So what’s your company worth?
If you’re not sure, you have plenty of company. Putting a realistic market value on your business involves a skill set and a degree of experience most small business owners don’t possess.
Valuation involves a certain balance of art and science. What your company does, where and how well it does it, and numerous external factors all come into play.
Why put a Value on Your Business?
Most small business owners think of business valuation in terms of what they might receive for the company of they decide to sell. But there are other reasons for determining your business’s worth. A business valuation can help you:
- Facilitate estate planning
- Conduct partner buy-outs or buy-ins
- Attract investor capital
- Arrange bank financing and lines of credit
- Resolve family disputes
But having established these other scenarios, if you are thinking of selling or testing the waters, the environment for doing so seems to be getting better. An improving economy always signals an increase in merger and acquisition activity. Additionally, a report by Pitchbook, a research firm which tracks private equity activity, shows that 30% of private acquisitions closed in late 2012 involved transactions valued at less than $25 million, so there’s considerable interest in small and medium-market deals.
How Small Business Valuation Works
Ultimately, your business is worth whatever you can get someone to pay for it. But how do you know what’s a reasonable or fair offer?
You should definitely seek the advice of a qualified business appraiser (your banker or accountant can refer you) when attempting to put a market value on your company, but here’s an overview of the valuation method you’ll likely encounter.
The Earnings Multiplier Valuation Method
In a perfect world, you could determine a price for your company by just comparing it to the prices of similar, but publicly-held businesses that were recently sold under similar circumstances. You could calculate an average price/earnings ratio for the recent transactions, and apply it to the pre-tax earnings of your company to arrive at a price.
Example: If recent transactions show that companies in your industry have sold at 4.5 times earnings, and your company earns $900 thousand in revenue, a ballpark acquisition number might be just north of $4 million.
The problem with this method is that PE ratios for public companies don’t always make a good apples-to-apples comparison to smaller, closely held companies. (For one thing, running a small business is generally perceived as being much riskier, so a high PE might be irrelevant.)
This doesn’t mean an earnings multiplier isn’t the way to go – it is, in the case of many small business valuation scenarios – but adjustments need to be made.
Two questions arise here:
- What earnings are used in the calculation? Last year’s? An average of the last three years’? A projection of the average of the next five years’?If you’re valuing your company for a possible sale, it’s important to remember that the buyer is purchasing the future, not the past, so a good argument could be made that projected future earnings – usually pre-tax earnings – should be the basis for calculation.
- What’s the multiplier?

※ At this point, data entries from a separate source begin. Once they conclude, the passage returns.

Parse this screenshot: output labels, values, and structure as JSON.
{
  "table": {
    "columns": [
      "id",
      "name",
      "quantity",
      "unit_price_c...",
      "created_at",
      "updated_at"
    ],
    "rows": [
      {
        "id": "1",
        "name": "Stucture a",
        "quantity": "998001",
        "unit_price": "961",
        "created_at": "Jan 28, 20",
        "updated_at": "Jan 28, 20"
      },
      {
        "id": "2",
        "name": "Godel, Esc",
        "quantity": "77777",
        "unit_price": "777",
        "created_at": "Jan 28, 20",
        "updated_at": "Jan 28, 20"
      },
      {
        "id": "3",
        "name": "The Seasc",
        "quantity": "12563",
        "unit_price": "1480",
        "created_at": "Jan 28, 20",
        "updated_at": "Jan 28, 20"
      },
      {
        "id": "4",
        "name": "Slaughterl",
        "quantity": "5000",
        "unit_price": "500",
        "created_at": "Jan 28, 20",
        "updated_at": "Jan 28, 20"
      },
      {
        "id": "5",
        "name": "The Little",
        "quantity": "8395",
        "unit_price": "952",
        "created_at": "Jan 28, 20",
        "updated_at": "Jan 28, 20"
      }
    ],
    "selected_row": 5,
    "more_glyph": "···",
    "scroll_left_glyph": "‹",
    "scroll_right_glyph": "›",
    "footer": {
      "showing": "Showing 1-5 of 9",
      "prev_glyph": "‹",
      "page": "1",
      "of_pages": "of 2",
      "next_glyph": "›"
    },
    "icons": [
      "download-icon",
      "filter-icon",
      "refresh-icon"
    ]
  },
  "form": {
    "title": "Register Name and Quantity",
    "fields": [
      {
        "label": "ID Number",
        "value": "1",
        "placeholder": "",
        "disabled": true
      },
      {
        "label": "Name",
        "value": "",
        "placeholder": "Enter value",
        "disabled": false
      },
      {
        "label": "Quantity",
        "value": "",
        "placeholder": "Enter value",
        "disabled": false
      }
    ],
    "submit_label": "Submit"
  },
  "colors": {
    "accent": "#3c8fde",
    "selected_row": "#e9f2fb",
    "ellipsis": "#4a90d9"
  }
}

That is, what number is multiplied by the expected earnings? Two? Five? Ten? In a selling scenario, this multiplier will vary by industry, the perceived risk in acquiring and running the company, the general state of the economy (weak economies tend to generate lower offers), and how much the buying party wants the company.
Example: Assume your company has projected earnings of $600 thousand dollars for the next three years. (This number will have been discounted from a larger figure by a certain percentage, to accommodate the buyer for the “time value” of his money.) Then assume that you and the buyer have agreed to a multiplier of 2.5.

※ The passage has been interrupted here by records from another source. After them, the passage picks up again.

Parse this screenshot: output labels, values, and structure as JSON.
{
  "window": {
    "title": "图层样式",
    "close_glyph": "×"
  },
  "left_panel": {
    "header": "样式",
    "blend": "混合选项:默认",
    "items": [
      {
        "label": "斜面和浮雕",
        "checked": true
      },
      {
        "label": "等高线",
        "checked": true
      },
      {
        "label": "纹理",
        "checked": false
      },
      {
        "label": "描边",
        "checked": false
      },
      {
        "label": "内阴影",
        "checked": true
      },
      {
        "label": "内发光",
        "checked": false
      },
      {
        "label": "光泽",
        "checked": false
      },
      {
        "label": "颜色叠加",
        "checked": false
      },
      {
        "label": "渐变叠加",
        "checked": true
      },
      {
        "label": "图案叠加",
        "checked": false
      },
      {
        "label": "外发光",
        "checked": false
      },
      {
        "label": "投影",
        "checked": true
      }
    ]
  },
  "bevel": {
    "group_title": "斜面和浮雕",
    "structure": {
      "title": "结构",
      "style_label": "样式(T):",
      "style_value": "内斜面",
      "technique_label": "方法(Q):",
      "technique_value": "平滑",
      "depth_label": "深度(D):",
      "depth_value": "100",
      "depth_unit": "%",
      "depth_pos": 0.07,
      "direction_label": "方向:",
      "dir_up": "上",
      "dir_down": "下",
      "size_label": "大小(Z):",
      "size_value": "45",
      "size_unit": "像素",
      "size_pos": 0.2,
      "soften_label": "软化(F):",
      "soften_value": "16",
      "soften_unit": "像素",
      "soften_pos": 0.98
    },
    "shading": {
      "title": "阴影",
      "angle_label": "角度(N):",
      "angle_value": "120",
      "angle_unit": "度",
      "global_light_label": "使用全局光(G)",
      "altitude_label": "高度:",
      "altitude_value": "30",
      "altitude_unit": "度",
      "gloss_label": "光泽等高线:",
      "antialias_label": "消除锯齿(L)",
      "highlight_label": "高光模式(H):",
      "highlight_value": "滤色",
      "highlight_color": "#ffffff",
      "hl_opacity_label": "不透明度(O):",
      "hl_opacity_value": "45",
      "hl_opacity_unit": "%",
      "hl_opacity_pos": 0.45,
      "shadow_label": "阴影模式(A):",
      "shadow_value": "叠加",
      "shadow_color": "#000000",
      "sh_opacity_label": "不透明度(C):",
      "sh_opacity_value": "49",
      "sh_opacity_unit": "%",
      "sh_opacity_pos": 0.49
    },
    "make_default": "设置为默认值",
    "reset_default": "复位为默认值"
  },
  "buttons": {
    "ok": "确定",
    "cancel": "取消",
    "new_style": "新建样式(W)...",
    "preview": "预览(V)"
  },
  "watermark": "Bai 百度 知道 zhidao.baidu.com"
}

$600 thousand x 2.5 = $1.5 million.
So according to the earnings multiplier method, your company would be valued somewhere near $1.5 million. The final number would be negotiated between you and the buyer.

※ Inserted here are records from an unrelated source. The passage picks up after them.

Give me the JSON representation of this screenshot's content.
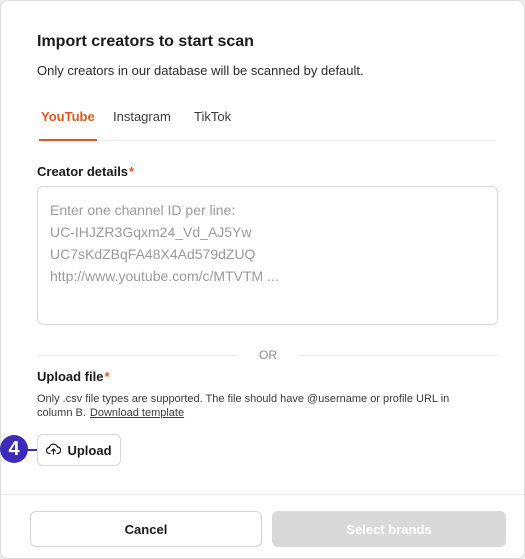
{
  "modal": {
    "title": "Import creators to start scan",
    "subtitle": "Only creators in our database will be scanned by default."
  },
  "tabs": [
    {
      "label": "YouTube",
      "active": true
    },
    {
      "label": "Instagram",
      "active": false
    },
    {
      "label": "TikTok",
      "active": false
    }
  ],
  "creator_details": {
    "label": "Creator details",
    "required_mark": "*",
    "placeholder_lines": [
      "Enter one channel ID per line:",
      "UC-IHJZR3Gqxm24_Vd_AJ5Yw",
      "UC7sKdZBqFA48X4Ad579dZUQ",
      "http://www.youtube.com/c/MTVTM ..."
    ]
  },
  "divider": {
    "text": "OR"
  },
  "upload_file": {
    "label": "Upload file",
    "required_mark": "*",
    "help_text": "Only .csv file types are supported. The file should have @username or profile URL in column B.",
    "template_link": "Download template",
    "button_label": "Upload",
    "button_icon": "cloud-upload-icon"
  },
  "step_marker": {
    "number": "4"
  },
  "footer": {
    "cancel_label": "Cancel",
    "primary_label": "Select brands",
    "primary_disabled": true
  },
  "colors": {
    "accent": "#e4571b",
    "marker": "#3b2bb8",
    "disabled_button": "#d9d9d9"
  }
}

A Word of Caution about Business Valuation
Business valuations and business sales are very complex. This information illustrates a very basic approach to determining what a company might be worth.
Every situation is different and can be effected by dozens of factors that aren’t addressed here.
The main thing to remember is that for established small businesses, the trend toward the earnings multiplier method of valuation appears to be here to stay. If you’re preparing for a valuation or sale, work with our accountant or financial adviser to make sure you’re familiar with the principles involved, and how they’ll impact your situation.